Il explique que cette situation est en partie due à l’héritage du franquisme, une époque où la corruption était tolérée et rarement sanctionnée. Après 1975, ces pratiques ont perduré : les élites politiques et économiques ont conservé leurs réseaux sans véritable rupture, ce qui a contribué à ancrer durablement la corruption dans le système. Cela a également favorisé des pratiques clientélistes, surtout à l’échelle régionale ou locale.

Les scandales de corruption émergent souvent dans des contextes délicats. En Espagne, la crise du Covid-19 constitue un exemple emblématique. L’urgence sanitaire, la pression et la nécessité d’intervenir rapidement ont affaibli les mécanismes de contrôle : procédures accélérées, marchés publics attribués sans vérifications adéquates, surveillance réduite.

C’est dans ce contexte qu’émerge la figure de Koldo García, un proche du ministre des Transports José Luis Ábalos. Profitant de ses connexions, il aurait facilité l’attribution de contrats publics, notamment pour l’achat de masques, parfois jamais livrés, en échange de commissions occultes.

Des études récentes révèlent que la corruption et son traitement inefficace érodent durablement la confiance des citoyens envers la classe politique. Beaucoup d’Espagnols considèrent la corruption comme l’un des problèmes majeurs du pays, entraînant une défiance généralisée envers la classe politique.

Cette ambiance de méfiance se manifeste également dans la rue. En juin dernier, des dizaines de milliers de personnes ont manifesté à Madrid pour demander la démission du gouvernement de Pedro Sánchez. Les estimations parlent de 45 000 à plus de 100 000 manifestants participant à ce rassemblement, organisé par l’opposition conservatrice.

Une nouvelle mobilisation d’envergure a eu lieu en novembre, toujours dans la capitale espagnole, rassemblant à nouveau plusieurs dizaines de milliers de personnes qui réclamaient la tenue d’élections anticipées.

L’émergence de ces dossiers pourrait aussi être interprétée comme le signe d’une justice et d’organes de contrôle efficaces, capables de mettre en lumière des affaires touchant les plus hautes instances du pouvoir. Toutefois, ces procédures, souvent complexes, s’étendent sur une longue période et peuvent mettre des années avant d’aboutir à une décision finale.
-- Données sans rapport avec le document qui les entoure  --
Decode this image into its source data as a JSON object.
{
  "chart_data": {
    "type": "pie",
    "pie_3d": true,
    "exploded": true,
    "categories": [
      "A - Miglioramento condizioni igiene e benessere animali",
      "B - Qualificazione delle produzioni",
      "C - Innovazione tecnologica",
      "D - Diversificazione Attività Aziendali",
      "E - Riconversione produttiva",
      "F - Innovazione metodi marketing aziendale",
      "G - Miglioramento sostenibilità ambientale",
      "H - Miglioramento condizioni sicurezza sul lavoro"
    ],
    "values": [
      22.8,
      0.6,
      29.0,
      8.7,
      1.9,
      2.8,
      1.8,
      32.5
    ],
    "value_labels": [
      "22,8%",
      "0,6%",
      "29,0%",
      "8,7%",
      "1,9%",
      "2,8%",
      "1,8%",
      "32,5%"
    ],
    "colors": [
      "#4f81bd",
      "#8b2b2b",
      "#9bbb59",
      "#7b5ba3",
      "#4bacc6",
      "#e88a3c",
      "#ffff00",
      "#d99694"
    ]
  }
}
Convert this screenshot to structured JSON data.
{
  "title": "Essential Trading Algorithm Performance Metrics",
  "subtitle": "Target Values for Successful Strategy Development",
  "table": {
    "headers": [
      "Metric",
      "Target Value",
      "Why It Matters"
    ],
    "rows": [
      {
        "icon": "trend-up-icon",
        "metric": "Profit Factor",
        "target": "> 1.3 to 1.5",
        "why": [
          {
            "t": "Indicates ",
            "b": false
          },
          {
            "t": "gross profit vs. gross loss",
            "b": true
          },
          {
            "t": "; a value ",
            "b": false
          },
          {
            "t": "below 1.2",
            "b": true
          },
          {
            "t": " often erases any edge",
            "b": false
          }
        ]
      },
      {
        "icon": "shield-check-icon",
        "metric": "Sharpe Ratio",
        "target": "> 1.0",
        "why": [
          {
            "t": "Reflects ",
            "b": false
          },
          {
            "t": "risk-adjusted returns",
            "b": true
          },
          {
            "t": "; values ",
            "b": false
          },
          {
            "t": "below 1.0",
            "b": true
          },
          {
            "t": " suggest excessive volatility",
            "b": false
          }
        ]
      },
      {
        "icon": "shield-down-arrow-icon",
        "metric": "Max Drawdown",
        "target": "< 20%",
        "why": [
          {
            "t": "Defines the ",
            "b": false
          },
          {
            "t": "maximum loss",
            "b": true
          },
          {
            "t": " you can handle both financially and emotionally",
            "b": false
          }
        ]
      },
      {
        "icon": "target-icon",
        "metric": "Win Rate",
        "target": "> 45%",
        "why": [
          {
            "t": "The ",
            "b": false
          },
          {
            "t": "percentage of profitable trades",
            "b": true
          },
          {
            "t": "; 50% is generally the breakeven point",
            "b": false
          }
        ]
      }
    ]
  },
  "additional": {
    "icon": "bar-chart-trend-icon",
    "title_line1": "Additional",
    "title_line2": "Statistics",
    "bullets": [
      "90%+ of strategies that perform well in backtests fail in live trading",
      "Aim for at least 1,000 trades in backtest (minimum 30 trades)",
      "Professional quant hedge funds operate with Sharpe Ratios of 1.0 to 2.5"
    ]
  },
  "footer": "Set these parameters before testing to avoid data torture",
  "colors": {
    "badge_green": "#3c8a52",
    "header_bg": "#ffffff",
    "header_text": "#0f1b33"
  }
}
Le docteur en sciences politiques Guillermo Fernández-Vázquez estime que l’impact de ces affaires sur les élections demeurera limité pour les principaux partis. « La plupart de ces dossiers ont été révélés il y a plusieurs années. Une part de leur impact politique a déjà été absorbée. Cela ne signifie pas pour autant qu’on n’en parlera pas », souligne-t-il.

À l’approche des prochaines élections, prévues en 2027, la question de la confiance dans les institutions et de la lutte contre la corruption devrait s’imposer comme l’un des principaux défis politiques en Espagne.

Accusés eux-mêmes de pratiques similaires dans certaines affaires, les partis d’opposition chercheront à utiliser ces scandales pour affaiblir l’exécutif, tandis que le gouvernement tentera de défendre ses actions et de minimiser l’impact des enquêtes en cours sur son image.